The majority-Muslim nation dropped out of Eurovision after 2012, reportedly over a dispute regarding the voting system, but Ibrahim Eren, head of Turkish Radio and Television (TRT), said it won’t return so long as the competition includes people like bearded Austrian drag queen Conchita Wurst, who won in 2014.

“We are not thinking about taking part at the moment,” Eren told state-run Anadolu news agency. “As a public broadcaster we cannot broadcast live at 9pm, when children are watching, an Austrian with a beard and a skirt, who claims not to have a gender and says ‘I am a man and a woman at the same time.’”

“There is some kind of confusion of mentality here,” Eren said. “Once this is corrected we will return to Eurovision.”

Initially, Turkey protested Eurovision’s “Big 5” rule, which states that the U.K., France, Italy, Spain and Germany, are guaranteed a place in the finals. TRT promised Turkey would return to Eurovision in 2016, but that failed to materialize — the country’s last entrant was Can Bonomo, who came in seventh in 2012 with “Love Me Back.”

The last time Turkey won Eurovision was in 2003, with “Everyway That I Can.” Following tradition, the contest was held in Instanbul in 2004.
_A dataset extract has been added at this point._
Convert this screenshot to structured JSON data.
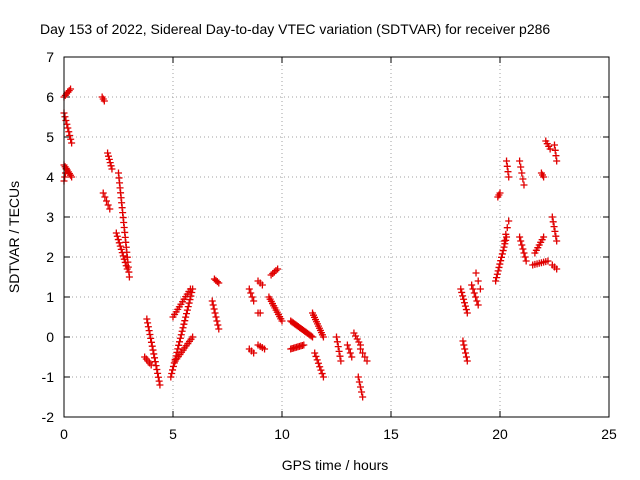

Nicknamed “the gay Olympics” Eurovision has had a history of queer visibility even before Wurst: In 1998, Israeli trans singer Dana International won the competition with her song “Diva.” In 2013, Finnish singer Krista Siegfrids kissed one of her female back-up dancers to protest Finland’s ban on gay marriage. Two years later Lithuanian singers Monika Linkyte and Vaidas Baumila featured a same-sex smooch in their performance of “This Time.”

Turkey has long been viewed as one of the more progressive countries in the Muslim world, but growing conservatism has seen the banning of Pride marches and Grindr, as well as attacks on LGBT demonstrators in the country.

Is Turkey’s Eurovision boycott another sign of the country’s growing homophobia?